Did you know that a man named Clive Campbell who was born in 1955 in Kingston, Jamaica is The Father of Hip Hop?
Why don’t you?
Kool Herc emigrated to the Bronx in 1967 when he was 12 years old. While attending Alfred E. Smith High School he spent a lot of time in the weight room. That fact coupled with his height spurned the other kids to call him Hercules.
His first deejay gig was as his sister’s birthday party. It was the start of an industry.
1520 Sedgwick Avenue. The address of Herc’s family and the location of the recreation room where he would throw many of his first parties as the DJ.
Herc became aware that although he knew which records would keep the crowd moving, he was more interested in the break section of the song. At this point in a song, the vocals would stop and the beat would just ride for short period. His desire to capture this moment for a longer period of time would be a very important one for hip hop.
Herc would purchase two copies of the same record and play them on separate turntables next to each other. He would play the break beat on one record then throw it over to the other turntable and play the same part. Doing this over and over, he could rock any house in NY. (Not to mention it being an early form of looping that would be made easier through electronic sampling.)
He would dig in crates and look everywhere to find the perfect break beat for his parties. He didn’t care what type of music, because he only needed a small section of a song for his purposes.
His first professional DJ job was at the Twilight Zone in 1973. He wanted to get into another place called the Hevalo, but wasn’t allowed…yet.
His fame grew. In addition to his break beats, Herc also became known as the man with the loudest system around. When he decided to hold a party in one of the parks, it was a crazy event. And a loud one. At this time Afrika Bambaataa and other competing DJ’s began trying to take Herc’s crown. Jazzy Jay of the Zulu Nation recalls one momentous meeting between Herc and Bam.
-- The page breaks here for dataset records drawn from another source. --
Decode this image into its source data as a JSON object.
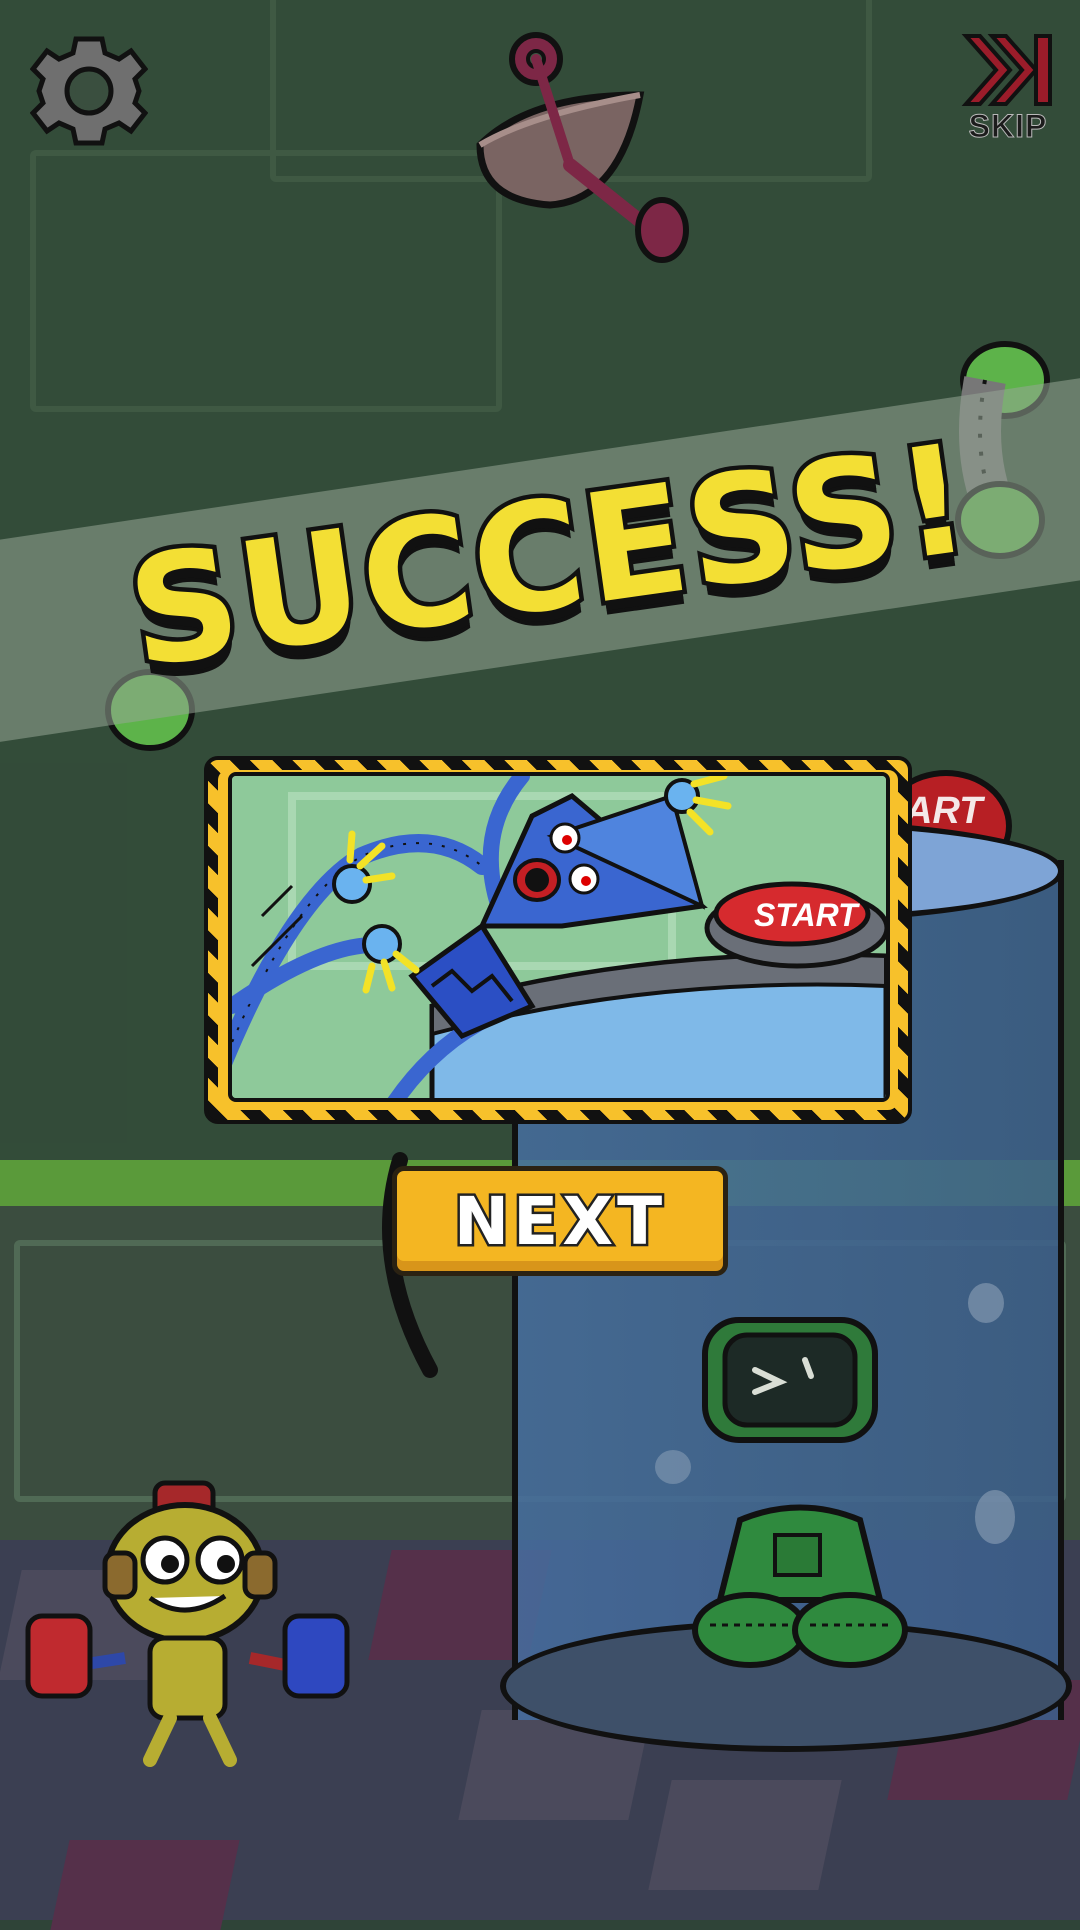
{
  "hud": {
    "settings_icon": "gear-icon",
    "skip_icon": "skip-forward-icon",
    "skip_label": "SKIP"
  },
  "result": {
    "title": "SUCCESS!",
    "next_label": "NEXT"
  },
  "scene": {
    "start_button_text": "ART",
    "card_start_button_text": "START"
  },
  "colors": {
    "title_yellow": "#f3df34",
    "button_orange": "#f4b622",
    "card_border": "#f7c12b",
    "skip_red": "#9b1c2a"
  }
}
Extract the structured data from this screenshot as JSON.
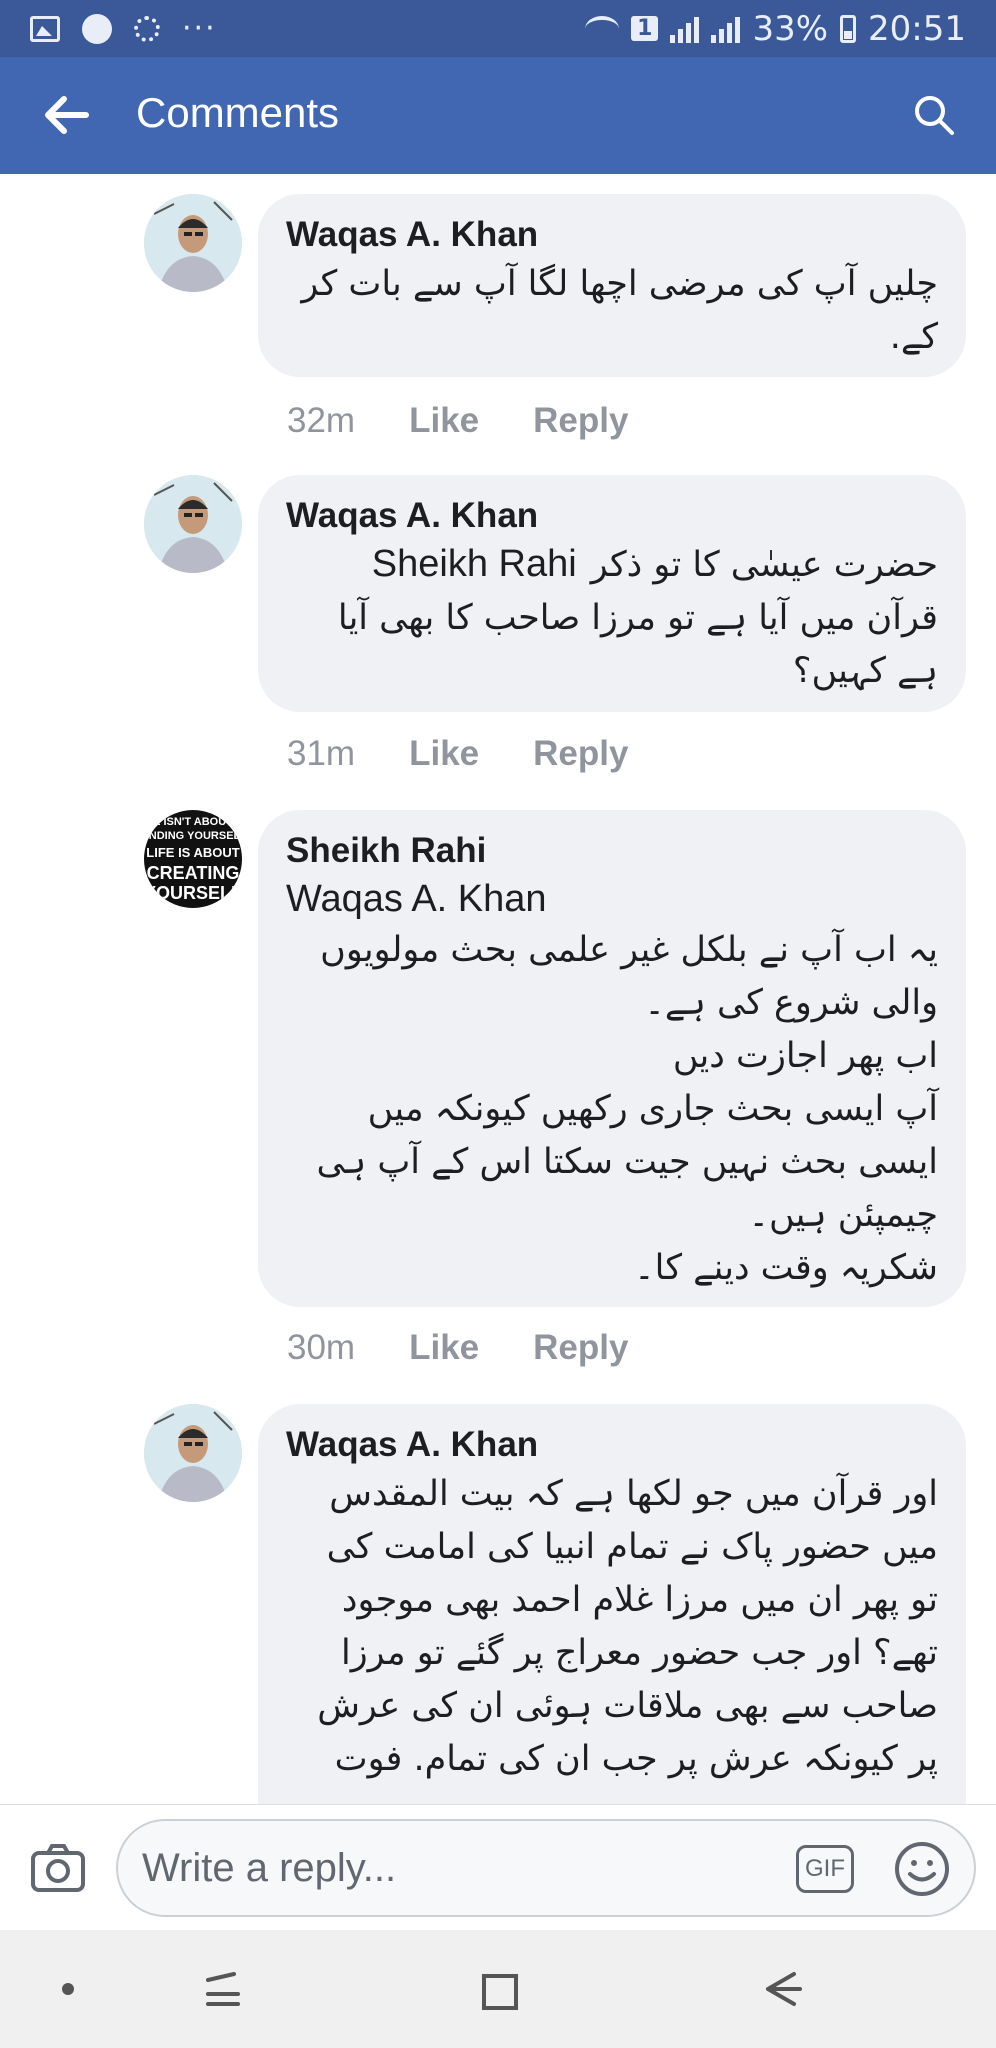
{
  "status_bar": {
    "sim_badge": "1",
    "battery": "33%",
    "time": "20:51",
    "overflow": "···"
  },
  "header": {
    "title": "Comments",
    "back_icon": "arrow-left-icon",
    "search_icon": "search-icon"
  },
  "comments": [
    {
      "author": "Waqas A. Khan",
      "mention": "",
      "text": "چلیں آپ کی مرضی اچھا لگا آپ سے بات کر\nکے.",
      "time": "32m",
      "like": "Like",
      "reply": "Reply"
    },
    {
      "author": "Waqas A. Khan",
      "mention": "Sheikh Rahi",
      "mention_tail": "حضرت عیسٰی کا تو ذکر",
      "text": "قرآن میں آیا ہے تو مرزا صاحب کا بھی آیا\nہے کہیں؟",
      "time": "31m",
      "like": "Like",
      "reply": "Reply"
    },
    {
      "author": "Sheikh Rahi",
      "mention": "Waqas A. Khan",
      "text": "یہ اب آپ نے بلکل غیر علمی بحث مولویوں\nوالی شروع کی ہے۔\nاب پھر اجازت دیں\nآپ ایسی بحث جاری رکھیں کیونکہ میں\nایسی بحث نہیں جیت سکتا اس کے آپ ہی\nچیمپئن ہیں۔\nشکریہ وقت دینے کا۔",
      "time": "30m",
      "like": "Like",
      "reply": "Reply",
      "avatar_text": [
        "E ISN'T ABOUT",
        "FINDING YOURSELF",
        "LIFE IS ABOUT",
        "CREATING",
        "YOURSELF"
      ]
    },
    {
      "author": "Waqas A. Khan",
      "mention": "",
      "text": "اور قرآن میں جو لکھا ہے کہ بیت المقدس\nمیں حضور پاک نے تمام انبیا کی امامت کی\nتو پھر ان میں مرزا غلام احمد بھی موجود\nتھے؟ اور جب حضور معراج پر گئے تو مرزا\nصاحب سے بھی ملاقات ہوئی ان کی عرش\nپر کیونکہ عرش پر جب ان کی تمام. فوت",
      "time": "",
      "like": "",
      "reply": ""
    }
  ],
  "reply_bar": {
    "placeholder": "Write a reply...",
    "gif_label": "GIF",
    "camera_icon": "camera-icon",
    "emoji_icon": "emoji-icon"
  },
  "nav_bar": {
    "icons": [
      "dot-icon",
      "recent-apps-icon",
      "home-icon",
      "back-icon"
    ]
  }
}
Herc was late setting up and Bam continued to play longer than he should have. Once Herc was set up he got on the microphone and said “Bambaataa, could you please turn your system down?” Bam’s crew was pumped and told Bam not to do it. So Herc said louder, “Yo, Bambaataa, turn your system down-down-down.” Bam’s crew started cursing Herc until Herc put the full weight of his system up and said, “Bambaataa-baataa -baataa, TURN YOUR SYSTEM DOWN!” And you couldn’t even hear Bam’s set at all. The Zulu crew tried to turn up the juice but it was no use. Everybody just looked at them like, “You should’ve listened to Kool Herc.”
Finally his fame peaked and at last, in 1975, he began working at the Hevalo in the Bronx. He helped coin the phrase b-boy (break boy) and was recently quoted as saying he was “the oldest living b-boy.”
As competing DJ’s looked to cut in on the action, Herc would soak the labels off his records so no one could steal his beats.
Grandmaster Flash had another story about Herc in his heyday
Flash would go into the Hevalo to check out Herc, but Herc would always embarrass him. He would call Flash out on the mike and then cut out all the highs and lows on the system and just play the midrange. Herc would say, “Flash in order to be a qualified disc jockey…you must have highs.” Then he would crank up the highs and they would sizzle through the crowd. Then he would say, “And most of all, Flash, you must have…bass.” And when Herc’s bass came in the whole place would be shaking. Flash would get so embarrassed he would leave.
After a while spinning the records got to be an all intensive thing and Herc wouldn’t have as much time to talk to the crowd and get them going. He needed someone else to help out and act as the Master of Ceremonies for him. And thus, for all practical purposes, Coke La Rock became the first hip hop MC ever.
Another club that Herc rocked was the Sparkle located at 174th and Jerome Avenue in the Bronx. This was the spot that came before the Hilltop, 371 (DJ Hollywood’s spot) and Disco Fever.
In 1977, Herc’s career began to fall. The rise of Grandmaster Flash and Furious Five, and Bambaataa’s various crews with their polished emcee styles put Herc at a disadvantage. One night he was stabbed three times at his own party and his career never fully recovered.
He appeared as himself in the film Beat Street.
Kool Herc played his last Old School party in 1984.
Most recently he has appeared on Terminator X’s release “The Godfathers of Threat” and with the Chemical Brothers on their album “Dig Your Own Hole.”
Similar to Bambaataa he does appear in Europe and New York from time to time.
Although he is not part of the hip hop vocabulary of most of those who listen to it these days (unfortunately), Kool Herc is the father of this underground sound from New York that found its way to becoming a worldwide phenomenon.